Der Konvent nahm einen Antrag an, in dem eine Finanztransaktionssteuer, ein Programm gegen Jugendarbeitslosigkeit in Europa und ein Wachstums- und Investitionsprogramm gefordert wird. Zudem verlangt die SPD ein Instrument zum Altschuldenabbau etwa in Form eines Schuldentilgungsfonds. Außerdem müsse in Deutschland der Bund die Länder und Kommunen von jenen Finanzlasten infolge des Fiskalpakts befreien, die über die bereits vereinbarte Schuldenbremse hinausgingen. Bei rund 200 abgegebenen Stimmen habe es vier Ablehnungen und vier Enthaltungen gegeben, sagte Gabriel.
Auf Antrag der Parteilinken wurde die Forderung aufgenommen, dass eine "verpflichtende Mindestbesteuerung von Vermögen" der "nächste konkrete Schritt in der Entwicklung der europäischen Finanzverfassung" sein müsse. Eine solche Vermögenssteuer wäre mit Schwarz-Gelb aber nicht durchsetzbar.
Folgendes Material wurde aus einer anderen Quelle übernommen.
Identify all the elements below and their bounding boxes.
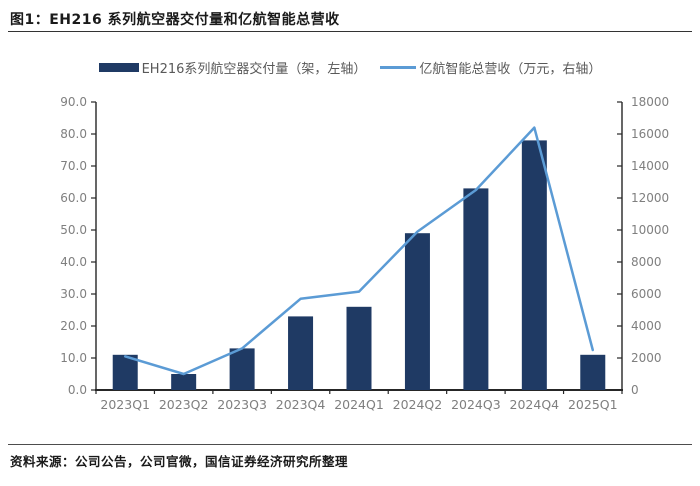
right-axis-tick-label: 12000 — [631, 191, 669, 205]
delivery-bar — [229, 348, 255, 390]
line-series-swatch-icon — [380, 66, 417, 69]
legend-label-revenue: 亿航智能总营收（万元，右轴） — [419, 62, 602, 77]
right-axis-tick-label: 14000 — [631, 159, 669, 173]
revenue-line — [123, 126, 595, 376]
x-axis-category-label: 2025Q1 — [568, 397, 618, 412]
left-axis-tick-label: 50.0 — [60, 223, 87, 237]
x-axis-category-label: 2024Q2 — [393, 397, 443, 412]
legend-label-deliveries: EH216系列航空器交付量（架，左轴） — [141, 62, 367, 77]
delivery-bar — [288, 316, 314, 390]
left-axis-tick-label: 70.0 — [60, 159, 87, 173]
right-axis-tick-label: 10000 — [631, 223, 669, 237]
delivery-bar — [463, 188, 489, 390]
delivery-bar — [346, 306, 372, 390]
left-axis-tick-label: 40.0 — [60, 255, 87, 269]
right-axis-tick-label: 6000 — [631, 287, 662, 301]
left-axis-tick-label: 20.0 — [60, 319, 87, 333]
page-title: 图1：EH216 系列航空器交付量和亿航智能总营收 — [10, 12, 340, 28]
delivery-bar — [521, 140, 547, 390]
delivery-bar — [112, 354, 138, 390]
x-axis-category-label: 2024Q3 — [451, 397, 501, 412]
delivery-bar — [580, 354, 606, 390]
delivery-bar — [404, 233, 430, 390]
x-axis-category-label: 2023Q4 — [276, 397, 326, 412]
right-axis-tick-label: 0 — [631, 383, 639, 397]
left-axis-tick-label: 80.0 — [60, 127, 87, 141]
source-note: 资料来源：公司公告，公司官微，国信证券经济研究所整理 — [10, 454, 349, 469]
legend-item-deliveries: EH216系列航空器交付量（架，左轴） — [98, 58, 367, 77]
x-axis-category-label: 2024Q4 — [510, 397, 560, 412]
x-axis-category-label: 2023Q3 — [217, 397, 267, 412]
left-axis-tick-label: 30.0 — [60, 287, 87, 301]
left-axis-tick-label: 10.0 — [60, 351, 87, 365]
chart-legend: EH216系列航空器交付量（架，左轴） 亿航智能总营收（万元，右轴） — [0, 58, 700, 77]
x-axis-category-label: 2023Q2 — [159, 397, 209, 412]
right-axis-tick-label: 2000 — [631, 351, 662, 365]
footer-divider — [8, 444, 692, 445]
delivery-bar — [171, 374, 197, 390]
chart-canvas: 0.0 10.0 20.0 30.0 40.0 50.0 60.0 70.0 80.0 90.0 0… — [60, 95, 669, 412]
left-axis-tick-label: 60.0 — [60, 191, 87, 205]
left-axis-tick-label: 0.0 — [68, 383, 87, 397]
title-divider — [8, 31, 692, 32]
left-axis-tick-label: 90.0 — [60, 95, 87, 109]
combo-chart: 0.0 10.0 20.0 30.0 40.0 50.0 60.0 70.0 80.0 90.0 0… — [0, 85, 700, 425]
x-axis-category-label: 2024Q1 — [334, 397, 384, 412]
x-axis-category-label: 2023Q1 — [100, 397, 150, 412]
right-axis-tick-label: 18000 — [631, 95, 669, 109]
right-axis-tick-label: 4000 — [631, 319, 662, 333]
legend-item-revenue: 亿航智能总营收（万元，右轴） — [380, 58, 601, 77]
right-axis-tick-label: 16000 — [631, 127, 669, 141]
bar-series-swatch-icon — [98, 63, 139, 72]
right-axis-tick-label: 8000 — [631, 255, 662, 269]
Gabriel betonte, dass es sich hier um ein langfristiges Ziel handle, das keine Vorbedingung für die Zustimmung der SPD zum Fiskalpakt im Bundestag sei.
Die bislang von Bundeskanzlerin Angela Merkel (CDU) verfolgte Politik des strengen Sparens für Europa sei "komplett gescheitert", sagte Gabriel. Hier sehe er bei der Regierung Anzeichen für einen Kurswechsel, den die Kanzlerin weiterverfolgen müsse. "Angela Merkel hat es jetzt in der Hand, unsere Zustimmung zu bekommen, wenn sie ihre Politik ändert." Langfristiges Ziel der Krisenbemühungen müsse eine "Neugründung Europas" und ein "zweiter Marshallplan" für den sozialen und wirtschaftlichen Aufbau Europas sein, sagte Gabriel.
Die SPD verhandelt derzeit mit der Regierungskoalition über ihre Bedingungen für die Zustimmung zum Fiskalpakt. Der Pakt muss in Bundestag und Bundesrat mit Zweidrittel-Mehrheit verabschiedet werden, deswegen benötigt die Koalition auch Stimmen aus der Opposition. Das Votum ist für Ende Juni vorgesehen.
Der SPD-Parteikonvent in Berlin ist das höchste Entscheidungsgremium der Partei zwischen den regulären Parteitagen. Er wurde erst in der Ende 2011 verabschiedeten Strukturreform der SPD eingeführt.